This is a variation on the all time favorite Thanksgiving Green Bean Casserole. I was at the store and noticed a good deal on asparagus and decided to try the dish with asparagus instead of green beans. Here's the recipe I tried and it was thoroughly enjoyed.
- 2-3 Tablespoons of butter
- 1/2 cup diced onions
- 2 cups asparagus pieces (I used fresh aspargus)
- 3 cups chicken broth
- 1 (10-3/4 oz.) can cream of mushroom soup
- 1 (2.8 oz.) can French-Fried onion rings
- 1 cup grated cheddar cheese
- Preheat oven to 350 degrees F.
- Melt the butter in a large skillet.
- Saute the onions in the butter.
- Boil the asparagus in the chicken broth for up to 10 minutes and drain.

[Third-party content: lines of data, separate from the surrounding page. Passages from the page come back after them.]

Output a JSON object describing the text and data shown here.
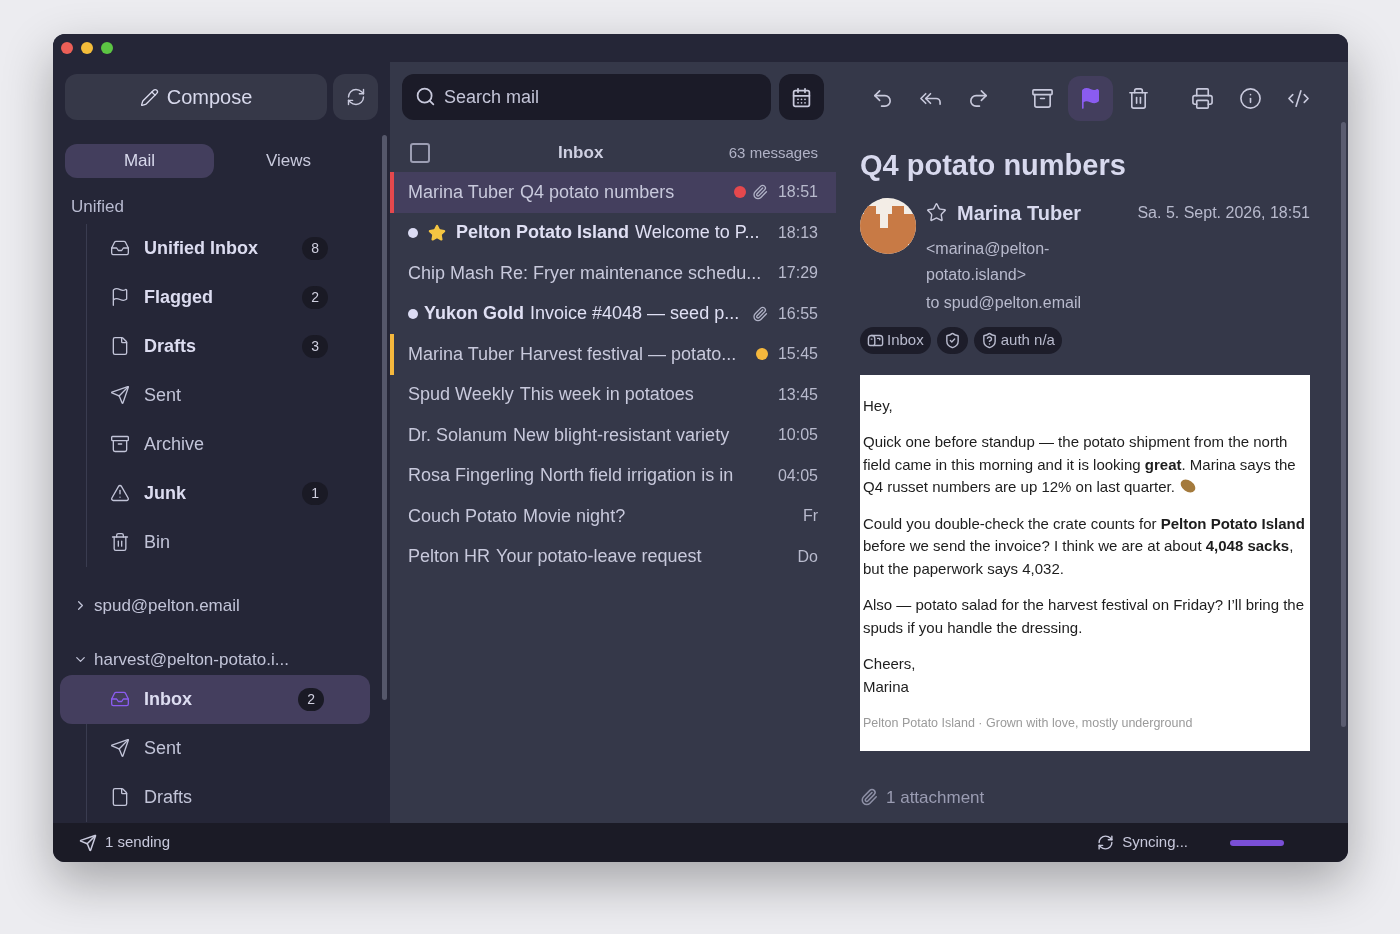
{
  "sidebar": {
    "compose_label": "Compose",
    "tabs": [
      {
        "label": "Mail",
        "selected": true
      },
      {
        "label": "Views",
        "selected": false
      }
    ],
    "unified": {
      "title": "Unified",
      "items": [
        {
          "kind": "inbox",
          "label": "Unified Inbox",
          "count": "8",
          "unread": true,
          "selected": false
        },
        {
          "kind": "flag",
          "label": "Flagged",
          "count": "2",
          "unread": true,
          "selected": false
        },
        {
          "kind": "draft",
          "label": "Drafts",
          "count": "3",
          "unread": true,
          "selected": false
        },
        {
          "kind": "sent",
          "label": "Sent",
          "unread": false,
          "selected": false
        },
        {
          "kind": "archive",
          "label": "Archive",
          "unread": false,
          "selected": false
        },
        {
          "kind": "junk",
          "label": "Junk",
          "count": "1",
          "unread": true,
          "selected": false
        },
        {
          "kind": "bin",
          "label": "Bin",
          "unread": false,
          "selected": false
        }
      ]
    },
    "accounts": [
      {
        "label": "spud@pelton.email",
        "expanded": false
      },
      {
        "label": "harvest@pelton-potato.i...",
        "expanded": true,
        "children": [
          {
            "kind": "inbox",
            "label": "Inbox",
            "count": "2",
            "unread": true,
            "selected": true
          },
          {
            "kind": "sent",
            "label": "Sent",
            "unread": false,
            "selected": false
          },
          {
            "kind": "draft",
            "label": "Drafts",
            "unread": false,
            "selected": false
          }
        ]
      }
    ]
  },
  "message_list": {
    "search": {
      "placeholder": "Search mail"
    },
    "title": "Inbox",
    "count": "63 messages",
    "select_all": {
      "checked": false
    },
    "rows": [
      {
        "sender": "Marina Tuber",
        "subject": "Q4 potato numbers",
        "time": "18:51",
        "selected": true,
        "unread": false,
        "starred": false,
        "attachment": true,
        "color": "#e5484d"
      },
      {
        "sender": "Pelton Potato Island",
        "subject": "Welcome to P...",
        "time": "18:13",
        "selected": false,
        "unread": true,
        "starred": true,
        "attachment": false
      },
      {
        "sender": "Chip Mash",
        "subject": "Re: Fryer maintenance schedu...",
        "time": "17:29",
        "selected": false,
        "unread": false,
        "starred": false,
        "attachment": false
      },
      {
        "sender": "Yukon Gold",
        "subject": "Invoice #4048 — seed p...",
        "time": "16:55",
        "selected": false,
        "unread": true,
        "starred": false,
        "attachment": true
      },
      {
        "sender": "Marina Tuber",
        "subject": "Harvest festival — potato...",
        "time": "15:45",
        "selected": false,
        "unread": false,
        "starred": false,
        "attachment": false,
        "color": "#f5b83d"
      },
      {
        "sender": "Spud Weekly",
        "subject": "This week in potatoes",
        "time": "13:45",
        "selected": false,
        "unread": false,
        "starred": false,
        "attachment": false
      },
      {
        "sender": "Dr. Solanum",
        "subject": "New blight-resistant variety",
        "time": "10:05",
        "selected": false,
        "unread": false,
        "starred": false,
        "attachment": false
      },
      {
        "sender": "Rosa Fingerling",
        "subject": "North field irrigation is in",
        "time": "04:05",
        "selected": false,
        "unread": false,
        "starred": false,
        "attachment": false
      },
      {
        "sender": "Couch Potato",
        "subject": "Movie night?",
        "time": "Fr",
        "selected": false,
        "unread": false,
        "starred": false,
        "attachment": false
      },
      {
        "sender": "Pelton HR",
        "subject": "Your potato-leave request",
        "time": "Do",
        "selected": false,
        "unread": false,
        "starred": false,
        "attachment": false
      }
    ]
  },
  "reader": {
    "toolbar": [
      {
        "kind": "reply",
        "selected": false
      },
      {
        "kind": "reply-all",
        "selected": false
      },
      {
        "kind": "forward",
        "selected": false
      },
      {
        "kind": "archive",
        "selected": false
      },
      {
        "kind": "flag",
        "selected": true
      },
      {
        "kind": "delete",
        "selected": false
      },
      {
        "kind": "print",
        "selected": false
      },
      {
        "kind": "info",
        "selected": false
      },
      {
        "kind": "source",
        "selected": false
      }
    ],
    "subject": "Q4 potato numbers",
    "sender": "Marina Tuber",
    "starred": false,
    "address": "<marina@pelton-potato.island>",
    "to": "to spud@pelton.email",
    "date": "Sa. 5. Sept. 2026, 18:51",
    "tags": [
      {
        "kind": "folder",
        "label": "Inbox"
      },
      {
        "kind": "shield-check"
      },
      {
        "kind": "shield-question",
        "label": "auth n/a"
      }
    ],
    "body": [
      {
        "kind": "text",
        "text": "Hey,"
      },
      {
        "kind": "potato",
        "text": "Quick one before standup — the potato shipment from the north field came in this morning and it is looking **great**. Marina says the Q4 russet numbers are up 12% on last quarter."
      },
      {
        "kind": "text",
        "text": "Could you double-check the crate counts for **Pelton Potato Island** before we send the invoice? I think we are at about **4,048 sacks**, but the paperwork says 4,032."
      },
      {
        "kind": "text",
        "text": "Also — potato salad for the harvest festival on Friday? I’ll bring the spuds if you handle the dressing."
      },
      {
        "kind": "lines",
        "lines": [
          "Cheers,",
          "Marina"
        ]
      },
      {
        "kind": "footer",
        "text": "Pelton Potato Island · Grown with love, mostly underground"
      }
    ],
    "attachments": "1 attachment"
  },
  "status_bar": {
    "sending": "1 sending",
    "sync": {
      "label": "Syncing...",
      "level": 1
    }
  }
}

- Add the asparagus, mushroom soup, and onion rings to the onion mixture.
- Stir well.
- Pour into greased casserole baking dish (approx. 8x8 square).
- Bake for 20 minutes.
- Carefully top the casserole with the grated cheese and bake for an additional 10 minutes or until casserole is hot and cheese is melted.
I didn't add any extra seasoning because the broth, mushroom soup, and the cheese added enough salt for our taste. You could and probably should double this recipe and use a 9x13 baking dish because it vanished quickly.